Big finale of 2014 Christmas tour in Livermore

Tuesday, December 23rd, 2014
We often finish our Christmas tour at the Bankhead Theater in Livermore, where the audience is very loudly appreciative, sending us off to our holiday break with very good cheer and a sense of satisfaction. We’ll scatter now, and see you in January. Happy holidays and all the best for the new year, to all of you.


Christmas in Carmel

Monday, December 22nd, 2014
Louis Botto, our founder, was passionate about the California missions. Chanticleer’s first concert in 1978 was in the old Mission Dolores; Santa Clara and Carmel became regular stops soon after. Our appearance in the Carmel Mission is always very close to Christmas day.We always look forward to the intimacy and the warmth of the faithful audience. This year we’re also enjoying sultry temperatures of 60 and up. One more performance tomorrow night in Livermore



Mother ship #2

Sunday, December 21st, 2014
Another sultry evening -what passes for Christmas weather in Northern California- found St. Ignatius packed to the sides and the top as we haven’t seen her in a few years.

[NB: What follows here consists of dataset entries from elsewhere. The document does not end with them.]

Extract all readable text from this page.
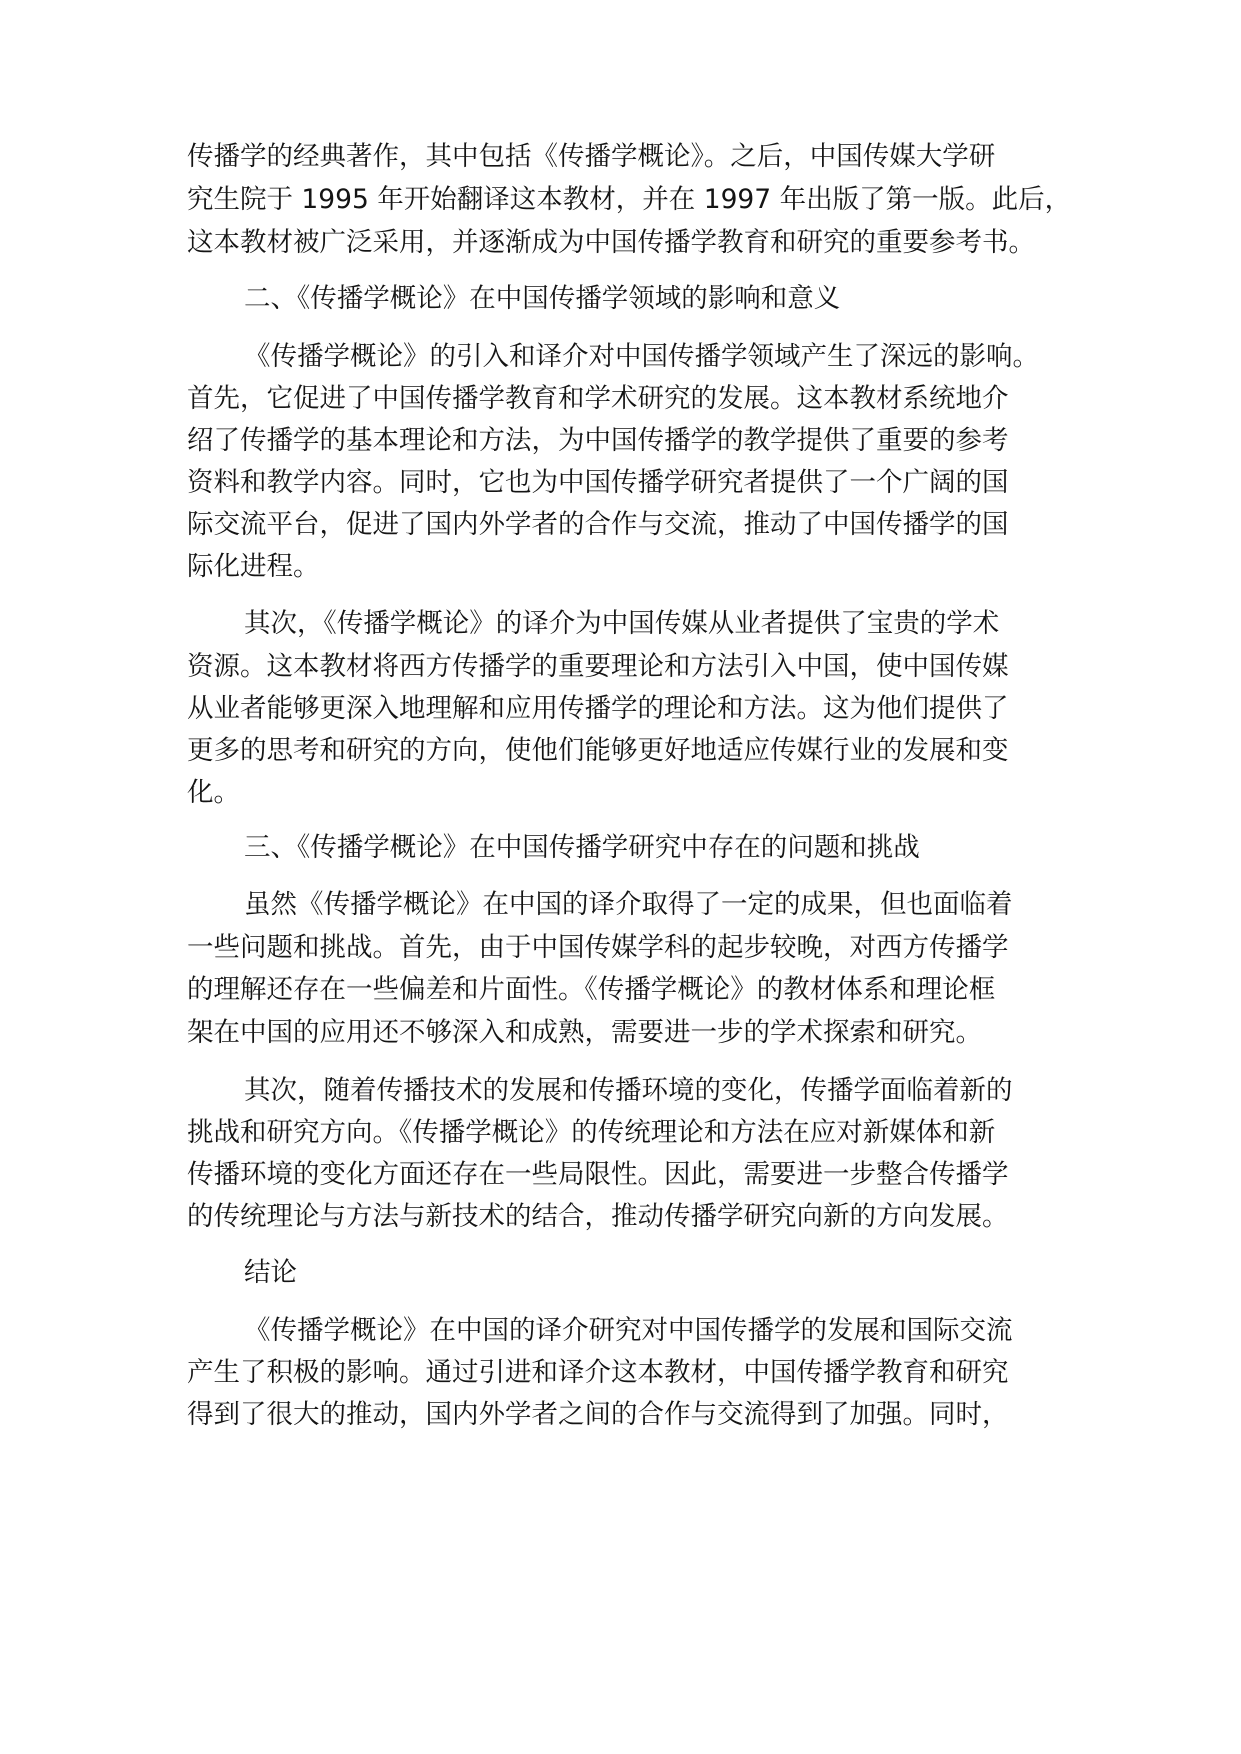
传播学的经典著作，其中包括《传播学概论》。之后，中国传媒大学研

究生院于 1995 年开始翻译这本教材，并在 1997 年出版了第一版。此后，

这本教材被广泛采用，并逐渐成为中国传播学教育和研究的重要参考书。

二、《传播学概论》在中国传播学领域的影响和意义

《传播学概论》的引入和译介对中国传播学领域产生了深远的影响。

首先，它促进了中国传播学教育和学术研究的发展。这本教材系统地介

绍了传播学的基本理论和方法，为中国传播学的教学提供了重要的参考

资料和教学内容。同时，它也为中国传播学研究者提供了一个广阔的国

际交流平台，促进了国内外学者的合作与交流，推动了中国传播学的国

际化进程。

其次，《传播学概论》的译介为中国传媒从业者提供了宝贵的学术

资源。这本教材将西方传播学的重要理论和方法引入中国，使中国传媒

从业者能够更深入地理解和应用传播学的理论和方法。这为他们提供了

更多的思考和研究的方向，使他们能够更好地适应传媒行业的发展和变

化。

三、《传播学概论》在中国传播学研究中存在的问题和挑战

虽然《传播学概论》在中国的译介取得了一定的成果，但也面临着

一些问题和挑战。首先，由于中国传媒学科的起步较晚，对西方传播学

的理解还存在一些偏差和片面性。《传播学概论》的教材体系和理论框

架在中国的应用还不够深入和成熟，需要进一步的学术探索和研究。

其次，随着传播技术的发展和传播环境的变化，传播学面临着新的

挑战和研究方向。《传播学概论》的传统理论和方法在应对新媒体和新

传播环境的变化方面还存在一些局限性。因此，需要进一步整合传播学

的传统理论与方法与新技术的结合，推动传播学研究向新的方向发展。

结论

《传播学概论》在中国的译介研究对中国传播学的发展和国际交流

产生了积极的影响。通过引进和译介这本教材，中国传播学教育和研究

得到了很大的推动，国内外学者之间的合作与交流得到了加强。同时，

The church was decorated for Christmas, with a large black forest of trees on stage, which won’t be lit until Christmas. Never mind, the many many longtime fans who come to this concert – many with family members who have arrived for the holidays- light up the church. We like to get as close to everybody as we can – the caroling choreography needs to be pretty precisely timed and requires a certain amount of rehearsal. From our largest venue tonight, we go to the smallest tomorrow – the very intimate Mission Carmel – another magical experience.